Dans l’ouest des États-Unis, l’État de Californie fait le grand écart en permanence entre ses productions agricoles à haut rendement et la volonté de la population de réduire les émissions de gaz à effet de serre. Les engrais azotés figurent en bonne place parmi les intrants agricoles pointés du doigt. Afin d’apporter une alternative décarbonée, Nitricity a développé un procédé inédit d’extraction de l’azote de l’air. Cette start-up californienne est financée par des poids lourds de l’alimentation tels que Chipotle, et a déjà reçu la visite de Tom Vilsack, le ministre américain de l’Agriculture.

« Le pouvoir des éclairs »

L’idée de Nitricity est de récupérer l’azote présent en grande quantité dans l’air (la molécule N2 représente 78 % du mélange gazeux de l’air). À cet effet, la start-up cherche à reproduire la réaction naturelle qui se produit lors d’un orage. En effet, l’électricité des éclairs sépare les molécules d’azote contenues dans l’air. Elles se recombinent ensuite avec l’oxygène contenu dans l’eau de pluie et retombent sur le sol sous forme de nitrates. Ce processus fertilise donc naturellement les sols.
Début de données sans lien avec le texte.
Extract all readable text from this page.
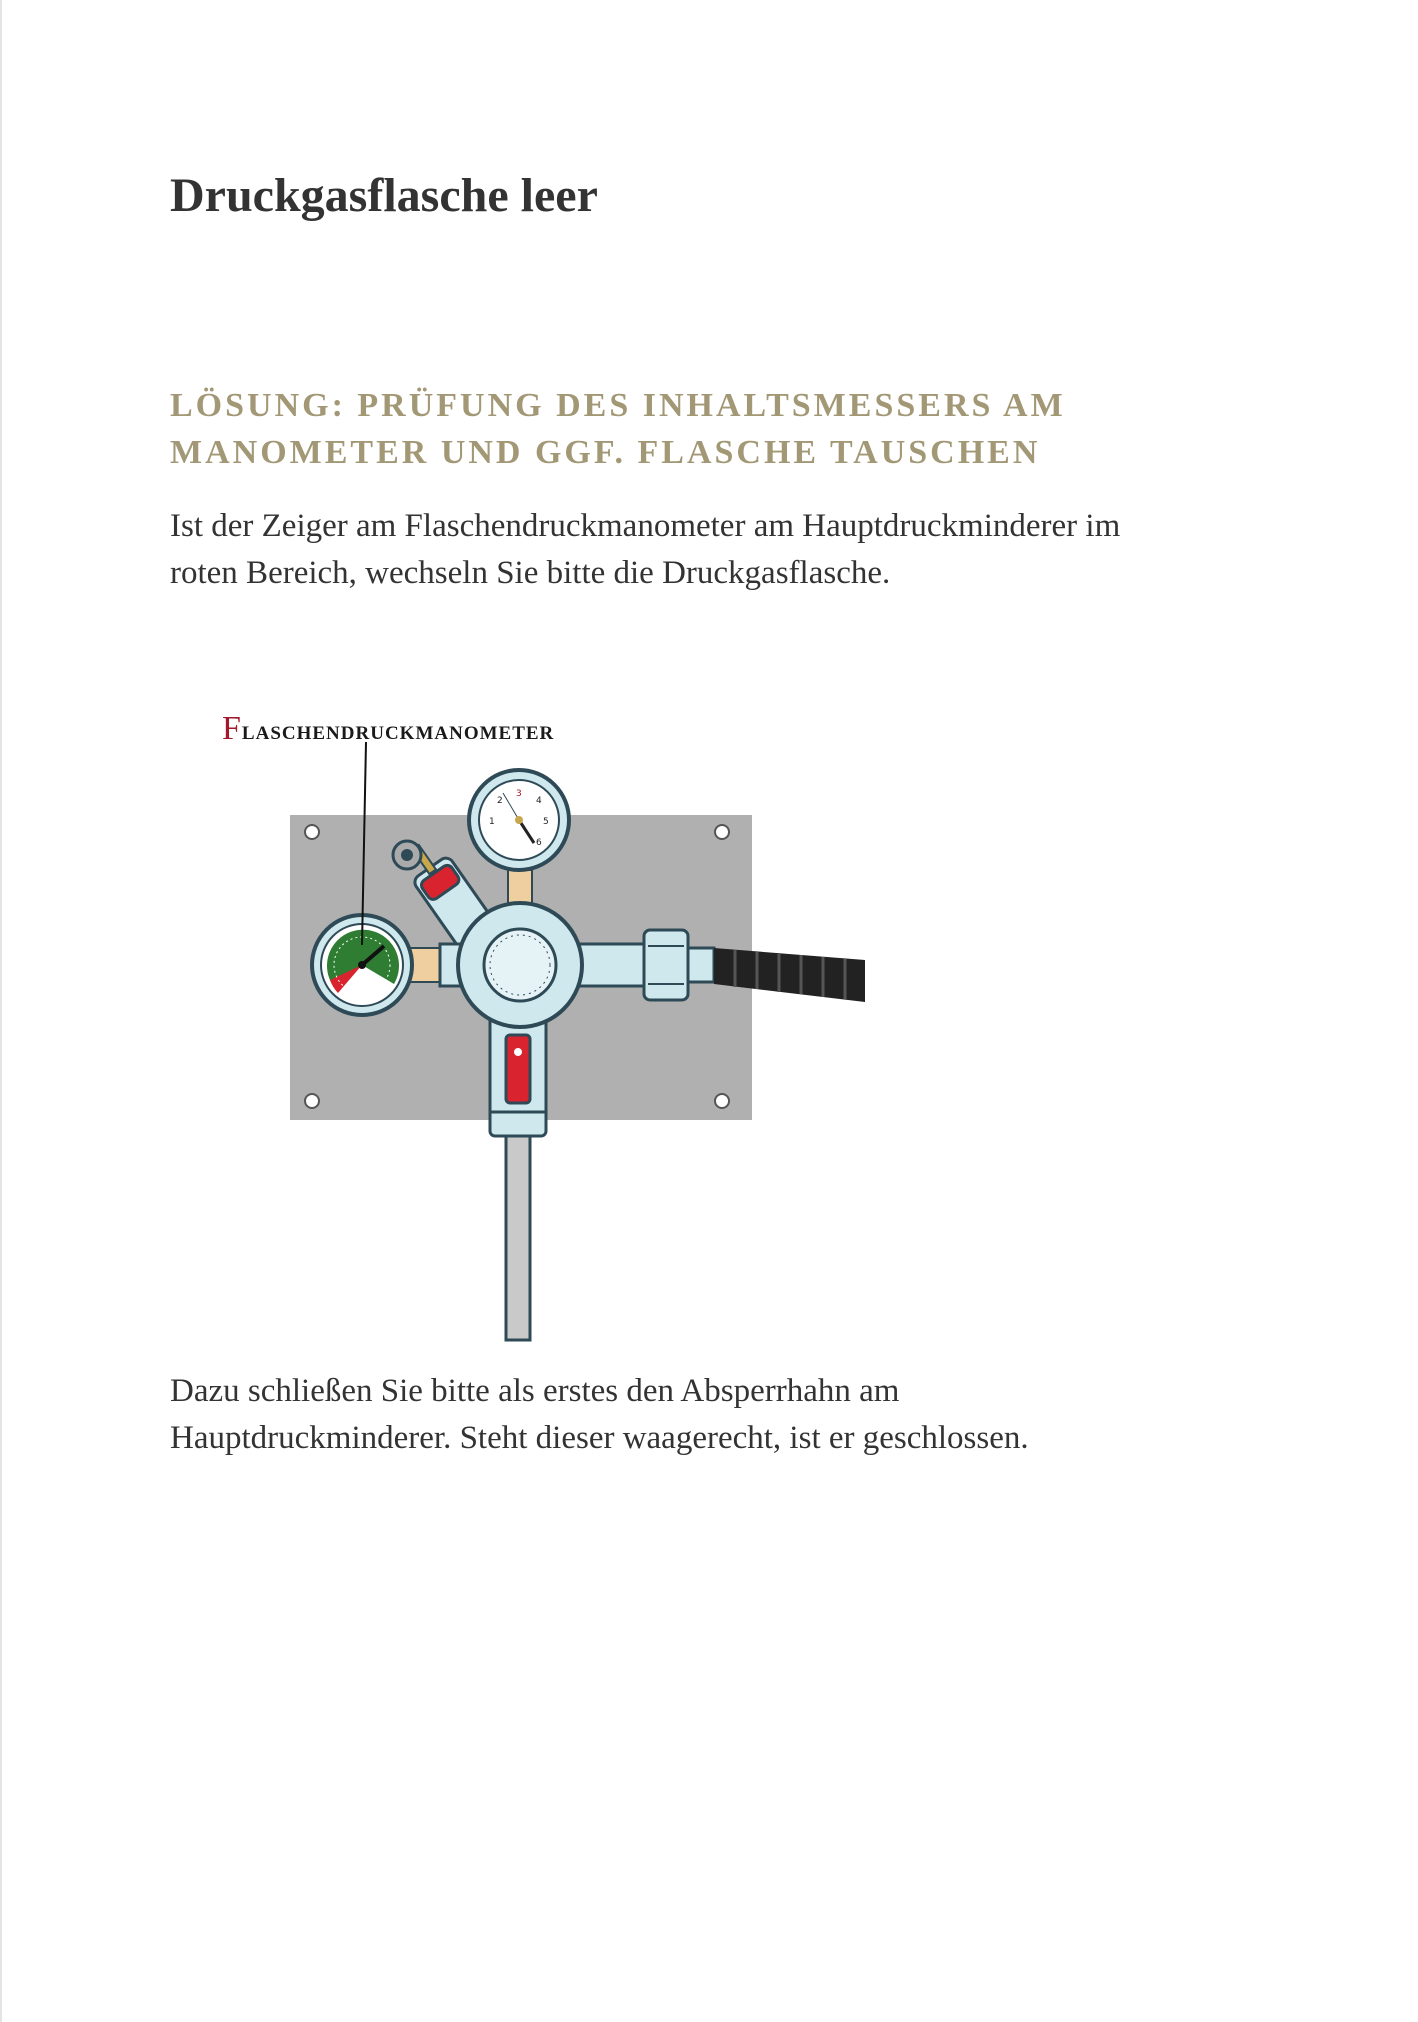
Druckgasflasche leer
LÖSUNG: PRÜFUNG DES INHALTSMESSERS AM
MANOMETER UND GGF. FLASCHE TAUSCHEN

Ist der Zeiger am Flaschendruckmanometer am Hauptdruckminderer im
roten Bereich, wechseln Sie bitte die Druckgasflasche.

Flaschendruckmanometer
1
2
3
4
5
6

Dazu schließen Sie bitte als erstes den Absperrhahn am
Hauptdruckminderer. Steht dieser waagerecht, ist er geschlossen.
Pour Nicolas Pinkowski, le fondateur de Nitricity, l’objectif est donc de « dompter le pouvoir des éclairs » afin de produire des nitrates et différentes formes d’engrais azotés. Concrètement, la start-up utilise un réacteur de type plasma alimenté en électricité par des panneaux solaires. L’eau du système d’irrigation est introduite à l’intérieur du réacteur et en ressort chargée en nitrates. Les premiers prototypes fonctionnent avec des panneaux photovoltaïques injectant de 10 à 50 kW. Le réacteur est suffisamment compact pour être logé à l’intérieur d’un container, en bord de champ.

Cibler les cultures irriguées

Dans un premier temps, Nitricity prévoit d’installer son dispositif sur des parcelles irriguées, en particulier de maïs et de cultures à forte valeur ajoutée. La première installation fonctionne depuis octobre 2022 sur une culture de tomates en plein champ, irriguées par goutte à goutte. Après une phase de démarrage avec 16 panneaux solaires de type tracker, disponibles dans le commerce, Nitricity a musclé son installation et alimente désormais son réacteur avec l’électricité produite par 144 modules.

L’entreprise et l’université de Fresno (Californie) ont comparé les rendements de cette parcelle dont la fertilisation azotée est uniquement confiée au dispositif Nitricity avec un champ voisin utilisant le programme classique avec des engrais de synthèse. Le rendement par unité d’azote avec le dispositif Nitricity a été au moins équivalent à celui des engrais classique, voire plus élevé par endroits. Nicolas Pinkowski attribue la meilleure performance à la méthode d’application au plus près de la plante avec l’irrigation.

Nitricity a obtenu des résultats similaires sur des parcelles d’avoine et de maïs. En plus de la production décarbonée d'engrais azotées, la solution Nitricity limite aussi les émissions de gaz à effet de serre lors du transport puisque le fertilisant est produit sur la parcelle. La commercialisation du système débute cette année, dans un premier temps sur des exploitations californiennes.